Pour honorer la mémoire de sa grand-mère, promouvoir son commerce de vins et fêter ses 30 ans, le caviste liégeois Tristan Dyl a marché pendant 70 jours sur le Chemin de Compostelle. Récit.
Parti de Liège le 11 avril dernier, Tristan Dyl aura donc, comme il l’avait annoncé, bien parcouru 2147 kilomètres en 70 jours pour arriver à Saint-Jacques de Compostelle en Galice le 19 juin, jour de son anniversaire de 30 ans. Un défi « dylantesque », comme il aime le préciser.
Son ambition était multiple. Tout d’abord, rendre hommage à sa grand-mère, Danuta Brzozowska, née en 1938 en Pologne et décédée en 2018, et qui rêvait de faire ce voyage. Ensuite, promouvoir son activité de caviste indépendant, “Secrets Pourpres”, et surtout découvrir les vignobles situés sur sa route.
Pour financer son expédition, il avait organisé un bar éphémère à Liège fin 2020 et proposait depuis plusieurs mois plusieurs coffrets de six vins de « vrais artisans » qui lui ont permis de rassembler quelque fonds. « Je souhaitais dormir chez les vignerons, explique-t-il, mais ce ne fut pas aussi facile que ce que j’espérais, à cause de la crise sanitaire. J’ai marché, seul avec mon sac à dos, six à sept heures par jour en moyenne, parfois plus et ce, par tous les temps. Les premiers jours, en Belgique, j’ai d’abord eu de la pluie, puis du beau temps jusqu’en Poitou Charentes et ensuite de la pluie et du vent avant d’arriver en Espagne, avec les chaleurs que l’on connaît. Mais il faut faire attention aussi de ne pas trop s’exposer, mon meilleur achat a été ce chapeau de paille », dit-il en le soulevant.
Pour se loger, Tristan s’est alors offert des chambres d’hôtes ou des petits hôtels. « Je me suis octroyé un peu de confort à la fin de chaque étape, pour pouvoir aller jusqu’au bout du chemin en aussi peu de temps. Mon boulot est lié à l’indépendant et je voulais donc aussi rendre hommage à des gens qui ont subi cette période.

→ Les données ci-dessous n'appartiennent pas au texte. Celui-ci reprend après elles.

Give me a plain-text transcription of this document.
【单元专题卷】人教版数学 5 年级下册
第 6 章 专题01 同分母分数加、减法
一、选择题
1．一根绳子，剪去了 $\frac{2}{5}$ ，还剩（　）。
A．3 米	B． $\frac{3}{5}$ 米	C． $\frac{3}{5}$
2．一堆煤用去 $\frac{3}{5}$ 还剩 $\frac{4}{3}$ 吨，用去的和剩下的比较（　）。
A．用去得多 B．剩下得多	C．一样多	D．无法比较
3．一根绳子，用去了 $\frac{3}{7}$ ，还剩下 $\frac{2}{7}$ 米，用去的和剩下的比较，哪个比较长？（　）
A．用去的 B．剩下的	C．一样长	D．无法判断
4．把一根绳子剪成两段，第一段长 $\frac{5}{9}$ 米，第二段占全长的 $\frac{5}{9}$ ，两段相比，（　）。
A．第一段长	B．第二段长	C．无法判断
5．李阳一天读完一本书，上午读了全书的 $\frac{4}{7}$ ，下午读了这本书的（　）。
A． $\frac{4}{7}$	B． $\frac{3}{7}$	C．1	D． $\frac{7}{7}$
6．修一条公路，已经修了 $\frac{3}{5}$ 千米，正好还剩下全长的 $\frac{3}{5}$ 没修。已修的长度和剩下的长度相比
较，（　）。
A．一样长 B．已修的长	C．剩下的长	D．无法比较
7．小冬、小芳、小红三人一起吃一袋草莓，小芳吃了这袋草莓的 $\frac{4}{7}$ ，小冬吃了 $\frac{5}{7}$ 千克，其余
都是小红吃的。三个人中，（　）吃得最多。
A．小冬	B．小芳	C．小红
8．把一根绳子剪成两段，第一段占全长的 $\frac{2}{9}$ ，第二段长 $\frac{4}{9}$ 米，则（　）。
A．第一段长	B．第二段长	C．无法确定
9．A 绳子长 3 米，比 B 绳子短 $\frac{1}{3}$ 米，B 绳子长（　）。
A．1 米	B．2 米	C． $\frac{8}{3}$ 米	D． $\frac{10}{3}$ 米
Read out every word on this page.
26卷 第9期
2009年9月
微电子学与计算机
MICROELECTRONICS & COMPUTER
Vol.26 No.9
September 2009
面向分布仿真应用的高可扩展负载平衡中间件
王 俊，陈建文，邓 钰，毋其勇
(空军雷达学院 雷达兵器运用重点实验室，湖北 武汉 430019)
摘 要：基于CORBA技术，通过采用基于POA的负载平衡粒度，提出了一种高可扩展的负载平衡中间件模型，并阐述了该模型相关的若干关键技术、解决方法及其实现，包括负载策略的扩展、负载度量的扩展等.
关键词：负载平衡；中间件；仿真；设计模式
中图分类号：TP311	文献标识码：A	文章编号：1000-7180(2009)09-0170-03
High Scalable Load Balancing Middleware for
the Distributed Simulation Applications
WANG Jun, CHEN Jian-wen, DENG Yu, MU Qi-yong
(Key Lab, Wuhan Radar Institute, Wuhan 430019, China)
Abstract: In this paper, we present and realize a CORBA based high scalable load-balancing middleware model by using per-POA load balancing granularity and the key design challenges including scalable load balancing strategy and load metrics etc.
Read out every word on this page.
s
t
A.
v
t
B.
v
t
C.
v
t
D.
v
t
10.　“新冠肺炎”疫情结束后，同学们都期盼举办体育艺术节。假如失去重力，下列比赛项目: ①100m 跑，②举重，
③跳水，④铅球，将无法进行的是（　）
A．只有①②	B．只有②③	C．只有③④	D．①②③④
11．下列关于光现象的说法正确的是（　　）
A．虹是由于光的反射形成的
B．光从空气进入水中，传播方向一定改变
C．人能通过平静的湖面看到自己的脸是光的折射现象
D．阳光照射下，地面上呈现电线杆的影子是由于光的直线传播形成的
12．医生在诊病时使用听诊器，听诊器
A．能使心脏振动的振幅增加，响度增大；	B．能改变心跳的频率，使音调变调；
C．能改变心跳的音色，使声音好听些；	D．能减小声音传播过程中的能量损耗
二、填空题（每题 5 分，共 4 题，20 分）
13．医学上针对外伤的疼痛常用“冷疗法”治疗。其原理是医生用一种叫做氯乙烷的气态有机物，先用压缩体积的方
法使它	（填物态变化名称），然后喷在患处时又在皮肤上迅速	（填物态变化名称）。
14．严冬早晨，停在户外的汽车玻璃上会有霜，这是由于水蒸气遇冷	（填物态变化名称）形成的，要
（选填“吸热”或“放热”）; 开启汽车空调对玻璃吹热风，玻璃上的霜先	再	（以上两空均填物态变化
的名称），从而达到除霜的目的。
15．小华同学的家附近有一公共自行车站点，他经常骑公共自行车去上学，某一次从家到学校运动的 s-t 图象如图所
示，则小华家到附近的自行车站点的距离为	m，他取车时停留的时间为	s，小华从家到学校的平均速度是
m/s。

Certains ont tout claqué pour ouvrir une chambre d’hôtes, mais si personne ne peut y venir, c’est vraiment dur pour eux de tenir. Sur le Chemin de Compostelle, nombreux sont ceux qui vivent du passage des pèlerins et promeneurs, certains coins sont vraiment sinistrés en ce moment. Sans parler des vieilles routes nationales désertées à cause des autoroutes… »

Découvertes vineuses
Pour partager son expérience avec sa famille et ses amis, Tristan a diffusé tous les jours durant les deux mois un “Facebook Live”, nombreux furent ceux qui l’on suivi. Il avait annoncé avant son départ qu’il partagerait ses coups de coeur “vineux”, mais ce ne fut finalement que peu le cas.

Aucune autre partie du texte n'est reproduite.